Hitchens tinha a qualidade rara de juntar inteligência, elegância, gosto pela polêmica e humor

1. Christopher Hitchens (1949-2011) esteve em Lisboa dois anos atrás para uma palestra na Casa Fernando Pessoa. Um amigo que trabalha na instituição lançou-me o desafio: viajar com Hitchens até Évora e escrever a respeito.

Infelizmente, compromissos acadêmicos impediram-me de fazer a entrevista-reportagem nessa cidade alentejana que lhe deixara gratas memórias do tempo da Revolução dos Cravos (1974). "Fica para uma próxima", disse eu.

Não haverá próxima: chego a Londres, e as notícias estão por todo lado. Hitchens morreu.

A doença grave do colunista, um câncer no esôfago, não era surpresa para ninguém: o próprio, em textos magistrais para a "Vanity Fair", foi desenhando essa cartografia da morte. Mas toda gente está surpresa na mesma.

Hitchens tinha aquela qualidade "bigger than life" que não se ajusta à mera mortalidade humana. Uma qualidade que foi crescendo na medida dos seus objetos de desafeto: a princesa Diana; madre Teresa de Calcutá; Henry Kissinger; o encantador casal Clinton. Era inevitável que Deus fosse o último da fila.

Na hora da morte, os comentários batem todos no mesmo ponto: apesar de não se concordar com tudo, Hitchens vai fazer falta.
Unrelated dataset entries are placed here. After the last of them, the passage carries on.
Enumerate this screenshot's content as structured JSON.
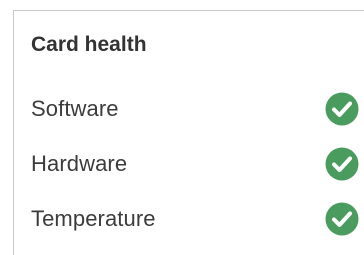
{
  "card": {
    "title": "Card health",
    "items": [
      {
        "label": "Software",
        "status": "ok",
        "icon": "check-circle-icon"
      },
      {
        "label": "Hardware",
        "status": "ok",
        "icon": "check-circle-icon"
      },
      {
        "label": "Temperature",
        "status": "ok",
        "icon": "check-circle-icon"
      }
    ]
  },
  "colors": {
    "ok": "#4a9c5e",
    "text": "#3c3c3c",
    "border": "#c8c8c8"
  }
}
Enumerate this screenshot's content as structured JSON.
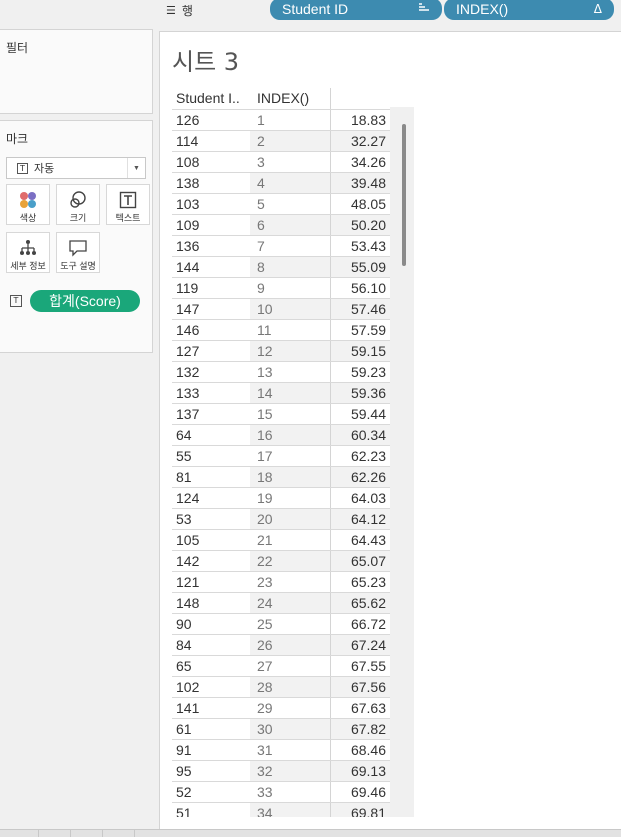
{
  "shelf": {
    "rows_label": "행",
    "pills": [
      {
        "label": "Student ID",
        "icon": "sort-icon"
      },
      {
        "label": "INDEX()",
        "icon": "delta-icon"
      }
    ]
  },
  "filters": {
    "title": "필터"
  },
  "marks": {
    "title": "마크",
    "mark_type": "자동",
    "buttons": [
      {
        "label": "색상",
        "icon": "color-dots-icon"
      },
      {
        "label": "크기",
        "icon": "size-circles-icon"
      },
      {
        "label": "텍스트",
        "icon": "text-icon"
      },
      {
        "label": "세부 정보",
        "icon": "detail-tree-icon"
      },
      {
        "label": "도구 설명",
        "icon": "tooltip-icon"
      }
    ],
    "text_pill": "합계(Score)"
  },
  "sheet": {
    "title": "시트 3",
    "headers": [
      "Student I..",
      "INDEX()",
      ""
    ],
    "rows": [
      [
        "126",
        "1",
        "18.83"
      ],
      [
        "114",
        "2",
        "32.27"
      ],
      [
        "108",
        "3",
        "34.26"
      ],
      [
        "138",
        "4",
        "39.48"
      ],
      [
        "103",
        "5",
        "48.05"
      ],
      [
        "109",
        "6",
        "50.20"
      ],
      [
        "136",
        "7",
        "53.43"
      ],
      [
        "144",
        "8",
        "55.09"
      ],
      [
        "119",
        "9",
        "56.10"
      ],
      [
        "147",
        "10",
        "57.46"
      ],
      [
        "146",
        "11",
        "57.59"
      ],
      [
        "127",
        "12",
        "59.15"
      ],
      [
        "132",
        "13",
        "59.23"
      ],
      [
        "133",
        "14",
        "59.36"
      ],
      [
        "137",
        "15",
        "59.44"
      ],
      [
        "64",
        "16",
        "60.34"
      ],
      [
        "55",
        "17",
        "62.23"
      ],
      [
        "81",
        "18",
        "62.26"
      ],
      [
        "124",
        "19",
        "64.03"
      ],
      [
        "53",
        "20",
        "64.12"
      ],
      [
        "105",
        "21",
        "64.43"
      ],
      [
        "142",
        "22",
        "65.07"
      ],
      [
        "121",
        "23",
        "65.23"
      ],
      [
        "148",
        "24",
        "65.62"
      ],
      [
        "90",
        "25",
        "66.72"
      ],
      [
        "84",
        "26",
        "67.24"
      ],
      [
        "65",
        "27",
        "67.55"
      ],
      [
        "102",
        "28",
        "67.56"
      ],
      [
        "141",
        "29",
        "67.63"
      ],
      [
        "61",
        "30",
        "67.82"
      ],
      [
        "91",
        "31",
        "68.46"
      ],
      [
        "95",
        "32",
        "69.13"
      ],
      [
        "52",
        "33",
        "69.46"
      ],
      [
        "51",
        "34",
        "69.81"
      ]
    ]
  },
  "colors": {
    "dimension_pill": "#3d8bb0",
    "measure_pill": "#1aa77a"
  }
}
Eu, pelo contrário, concordava com tudo, mesmo quando não concordava com nada. Hitchens, que Gore Vidal designou como seu herdeiro (para se arrepender depois, com o apoio de Hitchens à Guerra do Iraque), tinha a qualidade raríssima em qualquer colunista de juntar inteligência, elegância estilística, gosto pela polêmica e humor.

No mundo anglo-saxônico, conheço poucos: Vidal, sim; H.L. Mencken (1880-1956), certamente; Auberon Waugh (1939-2001), sem dúvida alguma. Mas Mencken e Waugh estão mortos; Vidal, quase.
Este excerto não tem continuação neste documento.